Lavorare meno lavorare tutti, lavorare meglio

Campeggia ormai un po’ ovunque, sui giornali, sui social, in TV, il tema delle aziende che decidono di lasciare libero il venerdì ai propri dipendenti. Un cambio di passo per tentare di adattarsi alla metamorfosi dei tempi. Una scelta ancora di pochi vissuta dalle altre aziende come un monito (o uno stimolo) per adottare metodi organizzativi diversi.

Un atteggiamento che cerca di dare più valore al tempo libero e che fa eco in diverse parti del mondo. Qualche settimana fa Londra ha annunciato di aver supportato il progetto firmato dal centro di ricerca Autonomy e dalla Ong 4 day week global, un test a cui aderiranno migliaia di lavoratori di settori e imprese diverse che daranno così il via alla sperimentazione più ampia al mondo sulla rimodulazione dell’orario lavorativo. Il test consiste nel lavorare un giorno in meno a settimana mantenendo lo stesso stipendio, al fine di analizzare l’effetto sulla produttività.

Nel 1988, Andrè Gorz, scrisse un libro dal titolo “Metamorfosi del lavoro”. Un saggio che auspicava la riduzione della durata del lavoro come possibile risoluzione alle conseguenze derivanti da un’eccessiva esposizione alla produzione. In altre parole, sosteneva che la mercatizzazione deve arrestarsi sulla soglia di ciò che è socialmente utile e sostenibile.

Il tema già allora diventava preminente perché l’inconscio sociale aveva iniziato ad animarsi attorno allo sforzo di massimizzare la produzione. La miccia per essere più produttivi era quella di agire sulla prestazione e quindi sulla motivazione. La motivazione ha però bisogno di gratificazione immediata.
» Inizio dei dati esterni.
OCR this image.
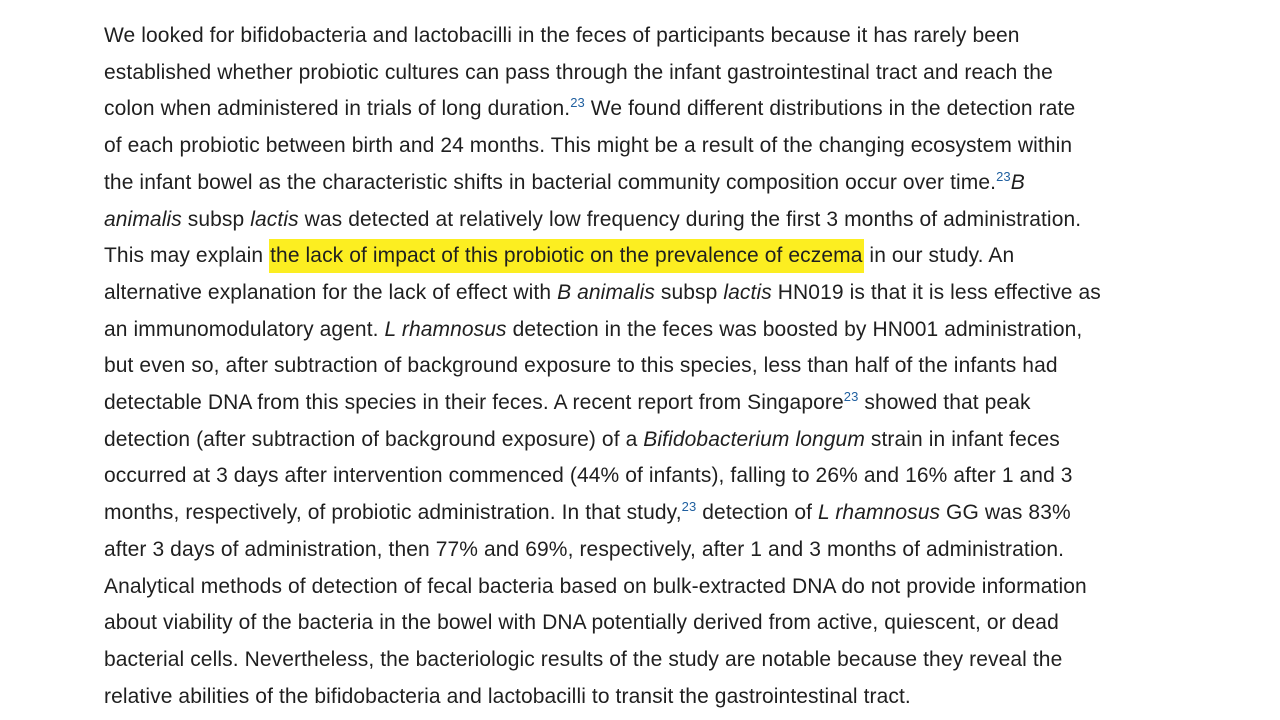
We looked for bifidobacteria and lactobacilli in the feces of participants because it has rarely been
established whether probiotic cultures can pass through the infant gastrointestinal tract and reach the
colon when administered in trials of long duration.$^{23}$ We found different distributions in the detection rate
of each probiotic between birth and 24 months. This might be a result of the changing ecosystem within
the infant bowel as the characteristic shifts in bacterial community composition occur over time.$^{23}$B
animalis subsp lactis was detected at relatively low frequency during the first 3 months of administration.
This may explain the lack of impact of this probiotic on the prevalence of eczema in our study. An
alternative explanation for the lack of effect with B animalis subsp lactis HN019 is that it is less effective as
an immunomodulatory agent. L rhamnosus detection in the feces was boosted by HN001 administration,
but even so, after subtraction of background exposure to this species, less than half of the infants had
detectable DNA from this species in their feces. A recent report from Singapore$^{23}$ showed that peak
detection (after subtraction of background exposure) of a Bifidobacterium longum strain in infant feces
occurred at 3 days after intervention commenced (44% of infants), falling to 26% and 16% after 1 and 3
months, respectively, of probiotic administration. In that study,$^{23}$ detection of L rhamnosus GG was 83%
after 3 days of administration, then 77% and 69%, respectively, after 1 and 3 months of administration.
Analytical methods of detection of fecal bacteria based on bulk-extracted DNA do not provide information
about viability of the bacteria in the bowel with DNA potentially derived from active, quiescent, or dead
bacterial cells. Nevertheless, the bacteriologic results of the study are notable because they reveal the
relative abilities of the bifidobacteria and lactobacilli to transit the gastrointestinal tract.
Se non la riceve l’uomo cade in uno stato depressivo, di inquietudine e insoddisfazione perenne.

In modo decisamente più sobrio lo stesso concetto è presentato da Michael Sandel in “Quello che i soldi non possono comprare”. La sua proposta è di liberarsi dalla seduzione dell’industrialismo (riconoscendo l’enorme liberazione di energie produttive resa possibile dalla tecnica, che porta a un lavoro non disponibile per tutti) per puntare su una “riduzione metodica, programmata, massiccia della durata del lavoro (senza ridurre il reddito)”.

Ciò ci conduce a uno dei grandi paradossi della nostra società. Ovvero, una porzione di società lavora mentre l’altra è assistita. L’extra-sforzo produttivo in alcune situazioni è legittimato (vedasi il mondo sales) perché le performance sono agganciate a premi di produzioni a scalare. Negli altri casi i premi aziendali non sono commisurati all’extra-sforzo lavorativo richiesto. In questa circostanza, il contraltare adottato diventa l’aspetto ludico, ossia il gioco come mantenimento della performance o dell’attaccamento aziendale (anziché investimenti orientati all’emancipazione personale e professionale del dipendente).

La diminuzione dell’orario lavorativo può diventare una pratica “buona e giusta” se affiancata anche ad una diminuzione della produttività – difficile da raggiungere in un sistema economico in cui non si fa un minimo accenno alla diminuzione di produzione.

Si ha quel retrogusto amaro che ancora una volta ci troveremo davanti all’ultima trovata di marketing nella quale con una mano ti tolgo un giorno, mentre con l’altra ti incito alla performance che rientra sull’andare avanti ad oltranza (ricordandosi di sorridere sempre alla vita, qualunque cosa accada). Forse non per tutti ma sicuramente per molti, perché il discorso è lungo, è una questione di cambio di mentalità, di cultura, di essere visionari oggi per vivere meglio domani.
Risuonano ancora le parole di Adriano Olivetti, che si chiedeva «Può l’industria darsi dei fini? Si trovano questi semplicemente nell’indice dei profitti? Non vi è al di là del ritmo apparente qualcosa di più affascinante, una destinazione, una vocazione anche nella vita di una fabbrica?». Un Uomo che pensava la fabbrica per l’uomo, non l’uomo per la fabbrica.

Sarebbe già un grande passo mantenere gli stessi orari lavorativi ma con un aggiustamento degli stipendi al costo della vita. Perché altrimenti una giornata in meno ma con ritmi doppi, assomiglia molto a un free time back, in cui invece di avere uno sconto in termini di maggior tempo libero da poter dedicare a me stesso, devo raddoppiare la mia produttività e dedicare il mio venerdì al completo riposo per un eccesso di performance.